ORDERED AND ADJUDGED as follows:

1. Defendants' Motion to Dismiss the Complaint or, in the Alternative, to Transfer the Action to the Eastern District of New York [DE 15] is DENIED; 2. Defendants shall file their Answer to Plaintiff's Complaint [DE 1] by no later than August 23, 2012; 3. Defendants' Motion to Stay Discovery Pending the Resolution of Their Motion to Dismiss or, in the Alternative, Transfer the Action [DE 27] is DENIED as moot.

DONE AND ORDERED.

FootNotes


1. Defendants contend that this determination ends the inquiry, and this action cannot proceed in this district because venue is proper elsewhere. See Mot. 10. Defendants are mistaken. Venue under § 1391 may be proper in more than one location. See Jenkins Brick Co. v. Bremer, 321 F.3d 1366, 1371 (11th Cir. 2003) (Section 1391 "contemplates some cases in which venue will be proper in two or more districts."); Plastic Fabricating, Inc. v. Electrex Co., Inc., No. 7:12-CV-00119, 2012 WL 1970237, at *4 (W.D. Va. May 30, 2012) (decided after the 2012 amendments to § 1391, citing Mitrano v. Hawes, 377 F.3d 402, 405 (4th Cir. 2004) (citing Jenkins, 321 F.3d at 1371)). Although, as Defendants point out, § 1391 was recently amended, nothing in the amended statute restricts application to part (b)(1). Rather, the amended version, like the previous version, provides that venue may be established by part (b)(1) or (b)(2) or, if neither (b)(1) nor (b)(2) applies, by part (b)(3). See 28 U.S.C. § 1391(b). The Committee Report that Defendants cite in their Motion does not suggest otherwise. See Mot. at 9-10 (citing H.R. Rep. No. 112-10, 2011 WL 484052, at 19-20 (2011) (providing an example of a case applying part (b)(1), but not limiting cases to selecting the venue dictated by (b)(1) where (b)(2) could also apply)).

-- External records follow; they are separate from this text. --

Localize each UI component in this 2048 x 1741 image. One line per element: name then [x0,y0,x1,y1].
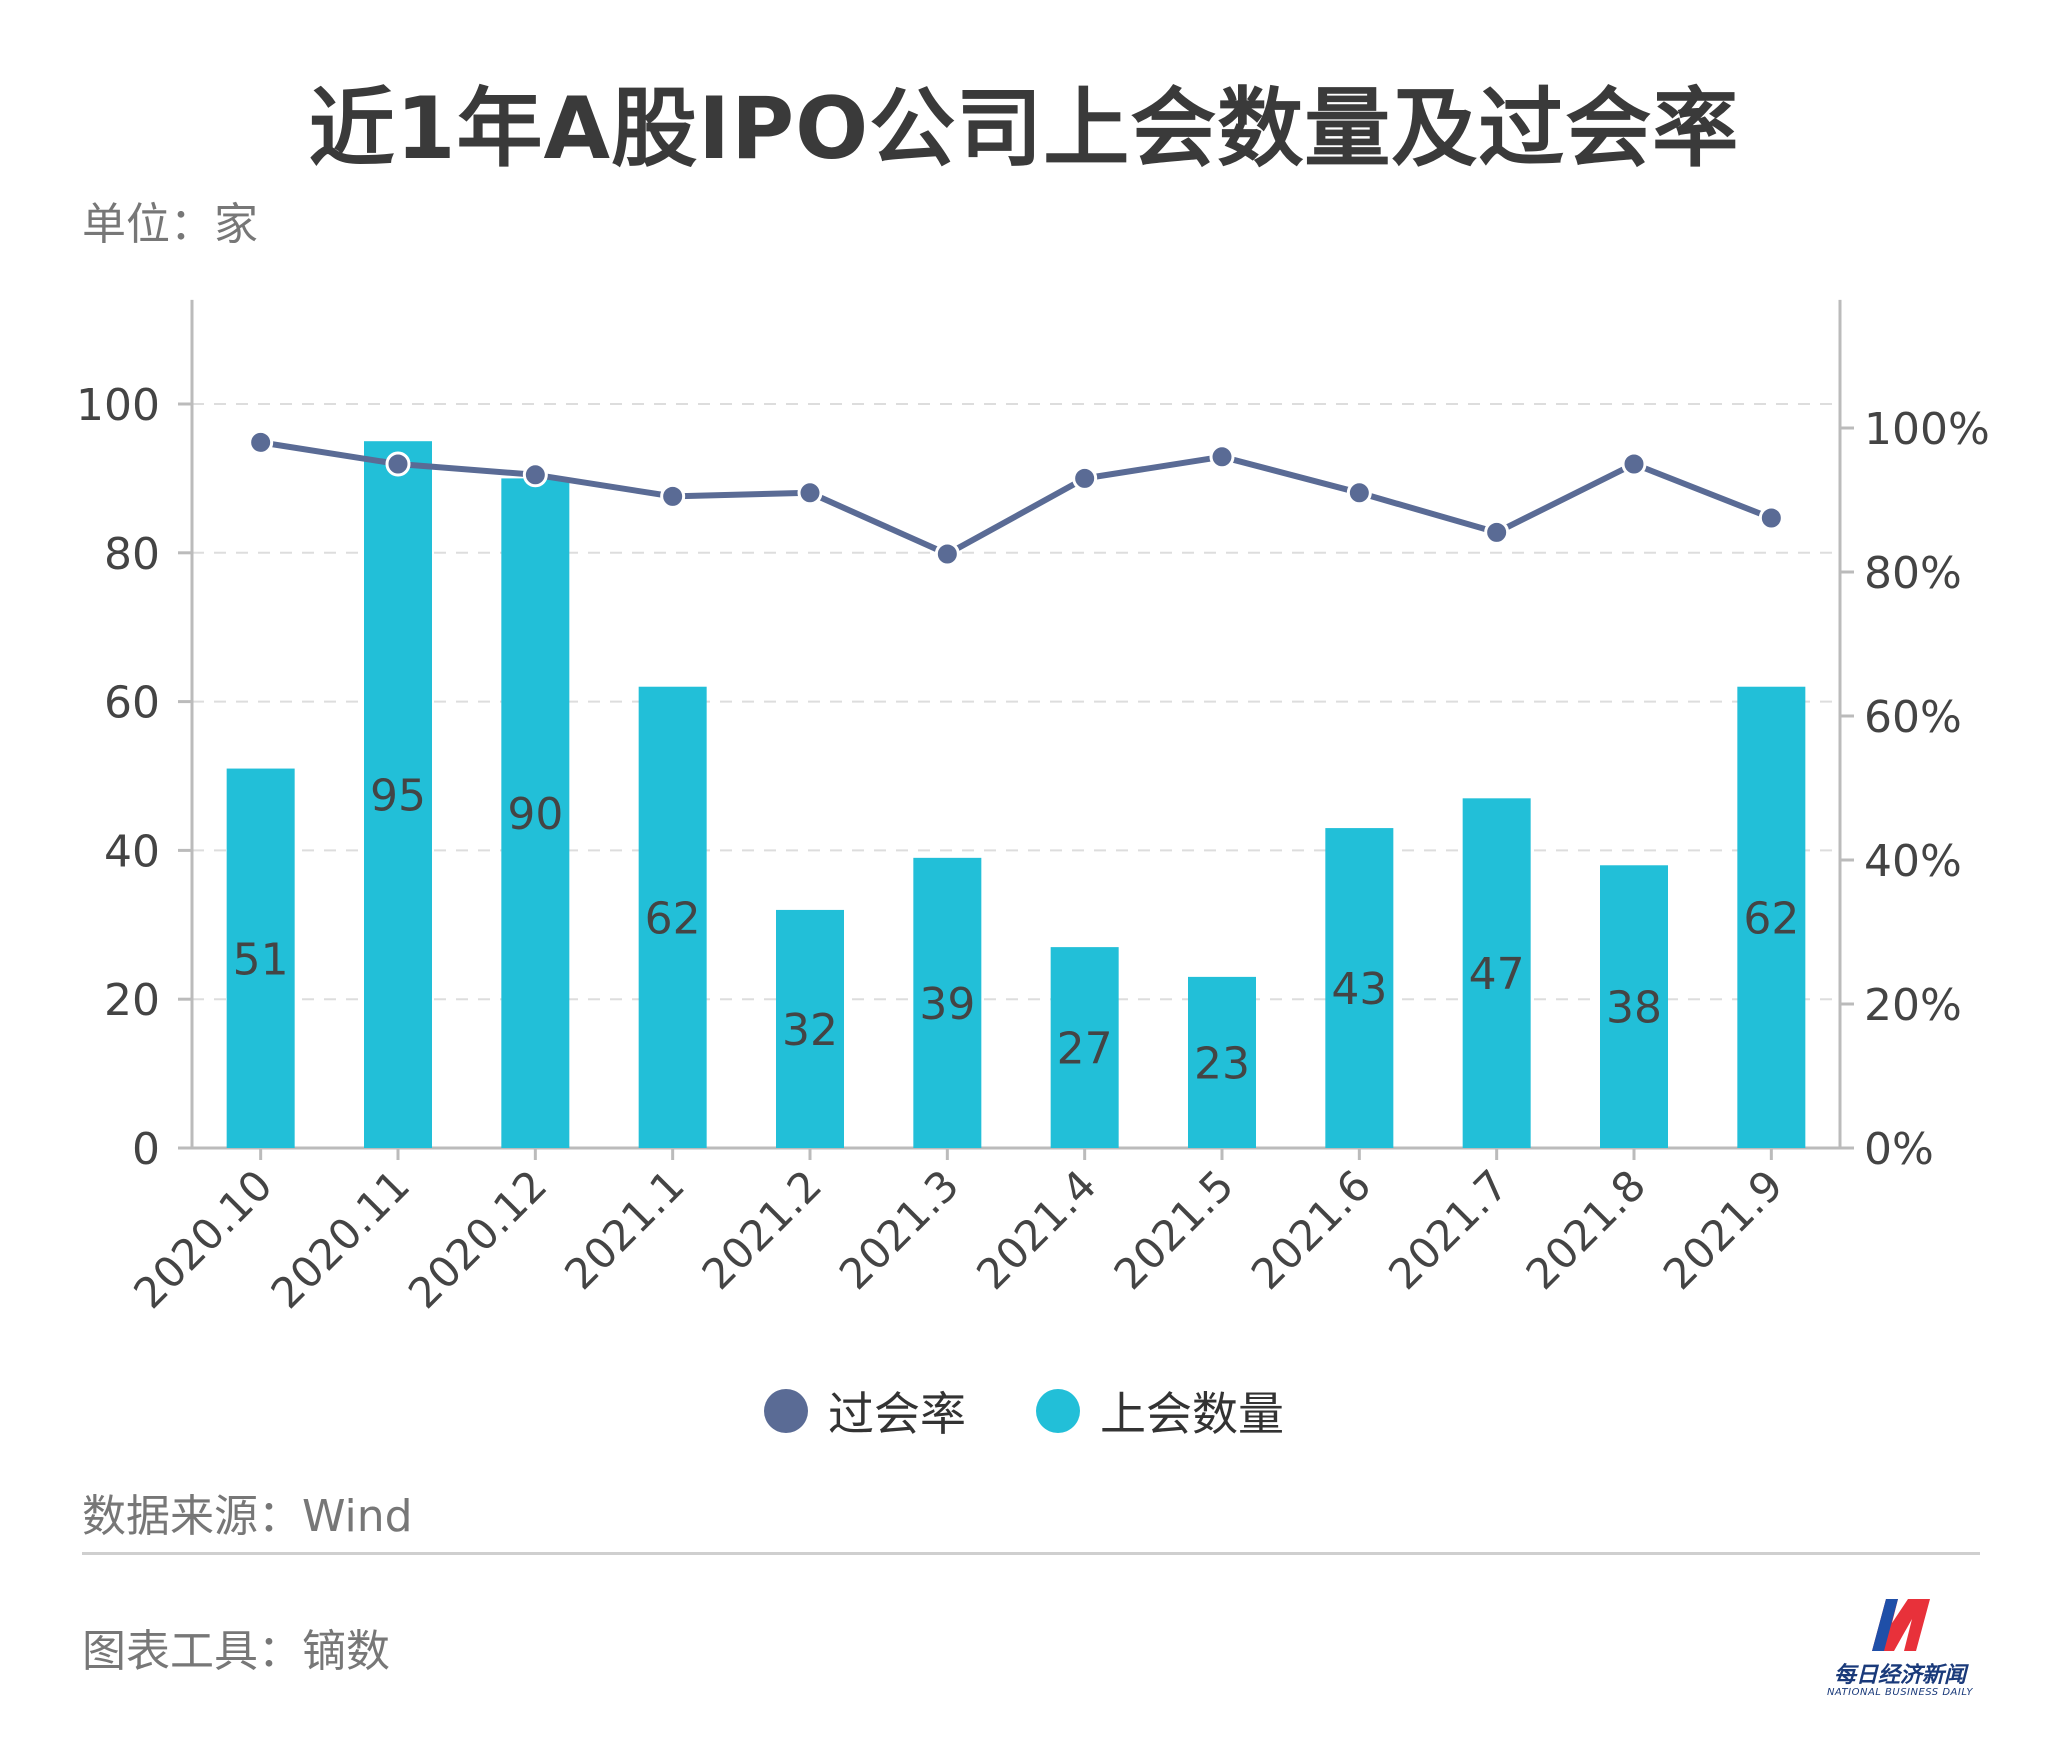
unit-label: 单位：家 [82,199,258,250]
x-tick-label: 2021.3 [830,1160,969,1299]
legend-item-bar[interactable]: 上会数量 [1036,1378,1284,1444]
bar-value-label: 23 [1194,1038,1250,1089]
legend-bar-marker [1036,1389,1080,1433]
bar [226,768,295,1148]
rate-point [660,483,686,509]
rate-point [1484,519,1510,545]
nbd-logo: 每日经济新闻 NATIONAL BUSINESS DAILY [1820,1595,1980,1705]
y-left-tick-label: 100 [76,380,160,431]
logo-cn-text: 每日经济新闻 [1833,1663,1966,1688]
bar [1050,947,1119,1148]
rate-point [248,429,274,455]
y-right-tick-label: 40% [1864,836,1962,887]
rate-point [934,541,960,567]
bar-value-label: 32 [782,1005,838,1056]
footer-divider [82,1552,1980,1555]
bar [638,686,707,1148]
bar-value-label: 62 [645,893,701,944]
y-left-tick-label: 40 [104,826,160,877]
rate-point [797,480,823,506]
y-left-tick-label: 80 [104,529,160,580]
rate-point [385,451,411,477]
bar [1462,798,1531,1148]
legend-bar-label: 上会数量 [1100,1387,1284,1441]
bar-value-label: 90 [507,789,563,840]
x-tick-label: 2021.9 [1654,1160,1793,1299]
bar [1737,686,1806,1148]
x-tick-label: 2021.2 [693,1160,832,1299]
x-tick-label: 2021.1 [555,1160,694,1299]
bar-value-label: 62 [1743,893,1799,944]
rate-point [1072,465,1098,491]
bar-value-label: 27 [1057,1024,1113,1075]
chart-tool: 图表工具：镝数 [82,1626,390,1677]
bar [1600,865,1668,1148]
x-tick-label: 2021.8 [1517,1160,1656,1299]
y-left-tick-label: 0 [132,1124,160,1175]
bar-value-label: 51 [233,934,289,985]
y-right-tick-label: 60% [1864,692,1962,743]
bar-value-label: 38 [1606,983,1662,1034]
y-right-tick-label: 100% [1864,404,1990,455]
rate-point [1346,480,1372,506]
bar-value-label: 47 [1469,949,1525,1000]
legend-item-line[interactable]: 过会率 [764,1378,966,1444]
y-right-tick-label: 80% [1864,548,1962,599]
rate-point [1209,444,1235,470]
x-tick-label: 2021.5 [1105,1160,1244,1299]
data-source: 数据来源：Wind [82,1491,413,1542]
nbd-logo-icon [1872,1599,1930,1651]
logo-en-text: NATIONAL BUSINESS DAILY [1826,1687,1974,1698]
rate-line [260,439,1773,557]
bar-value-label: 43 [1331,964,1387,1015]
y-right-tick-label: 0% [1864,1124,1934,1175]
y-right-tick-label: 20% [1864,980,1962,1031]
rate-point [1758,505,1784,531]
bar [913,857,982,1148]
bar [776,909,844,1148]
bar [1325,828,1394,1148]
legend: 过会率 上会数量 [0,1378,2048,1444]
rate-point [522,462,548,488]
y-left-tick-label: 20 [104,975,160,1026]
x-tick-label: 2021.6 [1242,1160,1381,1299]
x-tick-label: 2020.10 [124,1160,281,1317]
chart-title: 近1年A股IPO公司上会数量及过会率 [308,79,1740,179]
y-left-tick-label: 60 [104,678,160,729]
chart-svg: 0 20 40 60 80 100 0% 20% 40% 60% 80% 100% 51 95 90 62 32… [76,299,1990,1318]
bar [501,478,570,1148]
x-tick-label: 2020.11 [262,1160,419,1317]
legend-line-label: 过会率 [828,1387,966,1441]
x-tick-label: 2021.4 [967,1160,1106,1299]
x-tick-label: 2020.12 [399,1160,556,1317]
bar-value-label: 95 [370,771,426,822]
rate-point [1621,451,1647,477]
bar-value-label: 39 [919,979,975,1030]
x-tick-label: 2021.7 [1379,1160,1518,1299]
legend-line-marker [764,1389,808,1433]
bar [364,441,432,1148]
bar [1188,976,1256,1148]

2. Although Plaintiff cites the pre-amendment version of § 1391, in substance, Plaintiff relies on the post-amendment version part (b)(2).

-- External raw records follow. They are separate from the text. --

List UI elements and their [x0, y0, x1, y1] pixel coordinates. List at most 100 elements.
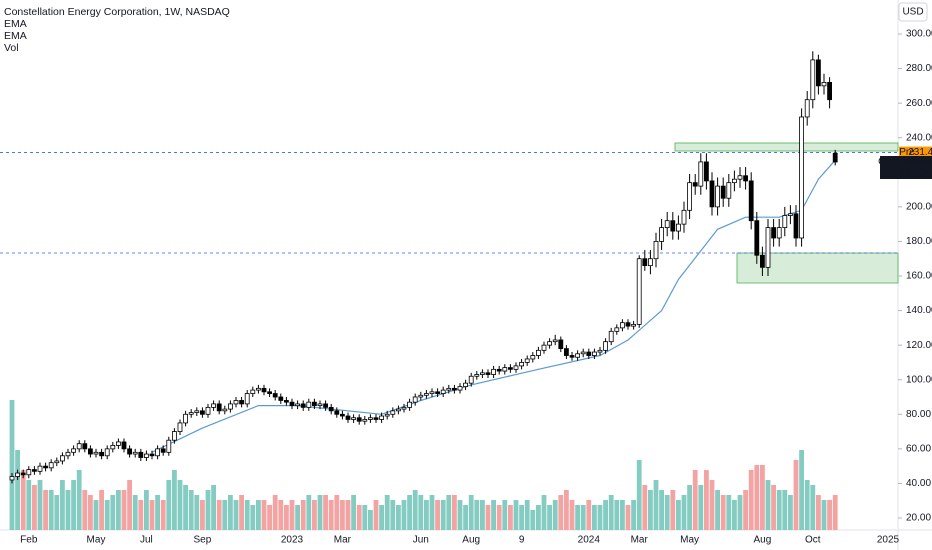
x-tick-label: Feb	[20, 535, 38, 546]
candle-body	[199, 410, 205, 415]
volume-bar	[256, 500, 261, 530]
volume-bar	[698, 485, 704, 530]
currency-button[interactable]	[898, 2, 928, 22]
candle-body	[664, 220, 670, 229]
candle-body	[642, 258, 648, 267]
volume-bar	[32, 485, 37, 530]
volume-bar	[620, 500, 625, 530]
pre-market-name: Pre	[899, 147, 915, 158]
candle-body	[395, 408, 401, 412]
currency-label[interactable]: USD	[902, 7, 923, 18]
candle-body	[418, 394, 424, 398]
candle-body	[76, 443, 82, 450]
indicator-label: EMA	[4, 18, 27, 30]
candle-body	[233, 400, 239, 405]
candle-body	[9, 476, 15, 481]
candle-body	[558, 339, 564, 350]
volume-bar	[485, 505, 491, 530]
volume-bar	[15, 450, 20, 530]
candle-body	[586, 351, 592, 356]
candle-body	[788, 213, 793, 216]
candle-body	[681, 209, 687, 225]
candle-body	[121, 441, 127, 450]
x-tick-label: May	[87, 535, 106, 546]
candle-body	[552, 339, 558, 343]
candle-body	[127, 448, 132, 455]
volume-bar	[564, 490, 569, 530]
candle-body	[110, 444, 116, 450]
volume-bar	[603, 500, 608, 530]
candle-body	[614, 327, 620, 332]
candle-body	[440, 389, 446, 394]
volume-bar	[384, 495, 390, 530]
candle-body	[754, 220, 760, 256]
volume-bar	[205, 490, 211, 530]
volume-bar	[810, 485, 816, 530]
candle-body	[446, 387, 452, 391]
y-tick-label: 300.00	[906, 29, 932, 40]
candle-body	[765, 227, 771, 268]
candle-body	[760, 254, 765, 268]
candle-body	[138, 451, 144, 458]
volume-bar	[116, 490, 121, 530]
candle-body	[188, 412, 194, 415]
volume-bar	[233, 500, 239, 530]
candle-body	[216, 403, 222, 412]
candle-body	[496, 368, 502, 372]
candle-body	[793, 213, 799, 239]
candle-body	[536, 349, 541, 356]
y-tick-label: 260.00	[906, 98, 932, 109]
volume-bar	[200, 500, 205, 530]
candle-body	[323, 403, 329, 408]
volume-bar	[396, 505, 401, 530]
y-tick-label: 80.00	[906, 409, 931, 420]
y-tick-label: 20.00	[906, 513, 931, 524]
volume-bar	[401, 500, 407, 530]
candle-body	[99, 451, 104, 457]
candle-body	[88, 448, 93, 455]
x-tick-label: Jun	[413, 535, 429, 546]
candle-body	[71, 448, 76, 453]
volume-bar	[65, 490, 71, 530]
volume-bar	[121, 490, 127, 530]
pre-market-price: 231.40	[908, 147, 932, 158]
y-tick-label: 200.00	[906, 201, 932, 212]
volume-bar	[508, 505, 513, 530]
y-tick-label: 60.00	[906, 443, 931, 454]
candle-body	[676, 223, 681, 232]
candle-body	[306, 401, 312, 408]
volume-bar	[457, 500, 463, 530]
candle-body	[704, 161, 709, 182]
volume-bar	[300, 500, 306, 530]
candle-body	[726, 182, 732, 199]
candle-body	[183, 413, 189, 424]
candle-body	[799, 116, 804, 239]
volume-bar	[132, 495, 138, 530]
volume-bar	[569, 500, 575, 530]
volume-bar	[754, 465, 760, 530]
candle-body	[54, 460, 60, 464]
volume-bar	[362, 505, 368, 530]
volume-bar	[519, 505, 524, 530]
candle-body	[267, 391, 273, 394]
x-tick-label: Jul	[140, 535, 153, 546]
volume-bar	[99, 490, 104, 530]
volume-bar	[239, 495, 244, 530]
volume-bar	[188, 490, 194, 530]
indicator-label: EMA	[4, 30, 27, 42]
candle-body	[569, 355, 575, 358]
pre-market-price-badge	[915, 146, 932, 159]
volume-bar	[681, 495, 687, 530]
volume-bar	[138, 500, 144, 530]
candle-body	[367, 417, 373, 420]
volume-bar	[284, 505, 289, 530]
volume-bar	[474, 500, 480, 530]
volume-bar	[832, 495, 838, 530]
volume-bar	[345, 500, 351, 530]
volume-bar	[653, 480, 659, 530]
pre-market-badge	[899, 146, 915, 159]
candle-body	[211, 403, 217, 408]
price-layer	[0, 51, 898, 484]
volume-bar	[676, 500, 681, 530]
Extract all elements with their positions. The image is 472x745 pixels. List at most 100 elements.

3. Defendants argue that this Court should not defer to Plaintiff's choice of forum because "key operative facts" did not occur in the district where Plaintiff filed. See Mot. at 14 (citing Proven Winners N. Am., LLC v. Cascade Greenhouse, No. 2:06-cv-428-FtM-29DNF, 2007 WL 1655387, at *2 (M.D. Fla. June 6, 2007) ("Because the key operative facts in this case did not occur in the Middle District of Florida, but in the Western District of Washington, the Court gives plaintiff's choice of forum less weight.")). Defendants' argument is unpersuasive in this case. Although certain key facts might have occurred in New York, key facts also occurred in this district. See supra (venue analysis finding that a substantial part of the events in this case occurred in Florida). Regardless, on balance, the remaining factors also weigh in favor of retaining this case in this district.

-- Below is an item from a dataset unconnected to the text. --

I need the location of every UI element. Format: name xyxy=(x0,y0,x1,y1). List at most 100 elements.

4. Plaintiff notes that one of these witnesses, Defendant Gormezano's wife, Trinette Gormezano, has filed a separate action against Plaintiff and Mr. Kantor in a state court located within this district. See Resp. at 2, 8; Sur-Reply. Plaintiff characterizes the state court lawsuit as one filed by Defendant Gormezano "through his wife," Resp. at 4, and suggests that the lawsuit demonstrates that this forum is not a legal inconvenience for Defendant Gormezano. Defendants dispute the applicability of the state court lawsuit to this one. See Reply to Sur-Reply. The Court declines to find that the state court lawsuit was actually filed by Defendant Gormezano instead of his wife, but the fact that Mrs. Gormezano has filed a lawsuit in a state court located within this district suggests this is not an inconvenient location for her to serve as a witness in this lawsuit.